FlowFuse / device-agent

An agent to run FlowFuse managed instances of Node-RED on devices
Apache License 2.0
15 stars 8 forks source link

Device does not reconnect editor WS tunnel if Forge app restarted #222

Closed hardillb closed 6 months ago

hardillb commented 7 months ago

Current Behavior

While doing local development (but all any delay in prod) if a device has an open editor tunnel connection and the forge app is restarted (e.g. by npm run serv) the device agent tries to reconnect after 500ms and fails with connection refused (because the forge app has not started yet). It then never tries again (the code comments imply it should try again after 1.5 seconds and then after 4.5 ....)

[AGENT] 16/01/2024 14:47:41 [info] Enabling remote editor access
[AGENT] 16/01/2024 14:47:41 [info] Connecting editor tunnel to ws://localhost:3000/api/v1/devices/K6jN3Z4ybv/editor/comms/ffde_K6jN3Z4ybv_CZq8xfwZCOb24pBrcD5MLA
[AGENT] 16/01/2024 14:47:41 [info] Editor tunnel connected
[AGENT] 16/01/2024 14:47:43 [debug] Sending status message
[AGENT] 16/01/2024 14:47:43 [debug] Interval Timer Executing
[AGENT] 16/01/2024 14:47:43 [debug] Sending check-in message
[AGENT] 16/01/2024 14:47:49 [info] Editor tunnel closed code=1005 reason=
[AGENT] 16/01/2024 14:47:51 [info] Connecting editor tunnel to ws://localhost:3000/api/v1/devices/K6jN3Z4ybv/editor/comms/ffde_K6jN3Z4ybv_CZq8xfwZCOb24pBrcD5MLA
[AGENT] 16/01/2024 14:47:51 [warn] Editor tunnel error: Error: connect ECONNREFUSED ::1:3000
socket.error Error: connect ECONNREFUSED ::1:3000
    at TCPConnectWrap.afterConnect [as oncomplete] (node:net:1555:16) {
  errno: -111,
  code: 'ECONNREFUSED',
  syscall: 'connect',
  address: '::1',
  port: 3000
}
[AGENT] 16/01/2024 14:47:51 [info] Editor tunnel closed
[AGENT] 16/01/2024 14:48:19 [debug] Interval Timer Executing
[AGENT] 16/01/2024 14:48:19 [debug] Sending check-in message

Expected Behavior

The reconnect logic to step up the back off timer until it hits a limit or reconnects.

Steps To Reproduce

Environment

knolleary commented 7 months ago

Currently the platform generates a non-persistent access token for use by the device editor. When the platform is restarted, those non-persitent tokens are discarded, meaning the device cannot reconnect.

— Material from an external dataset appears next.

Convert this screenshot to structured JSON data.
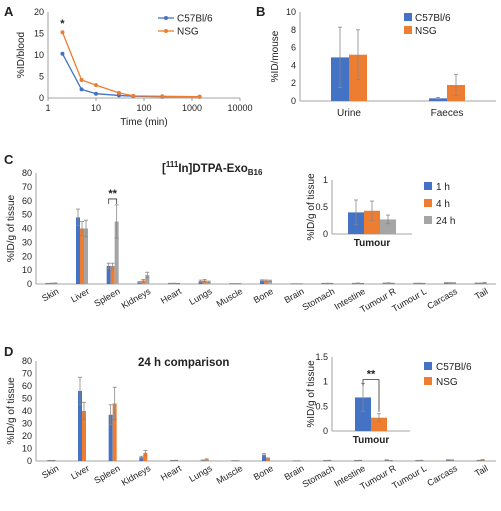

We need to transition to using persistent access tokens in the platform so that the devices can reconnect after a restart. This is also a requirement as part of the scalability work.

Steve-Mcl commented 5 months ago

Verified on staging. @ppawlowski restarted staging while i had a (local) device connected to the staging platform. Team: Steve on Staging Application: Demo Application Device: Device 1 (LlxGYqVarE)

I refreshed the device before, during and after.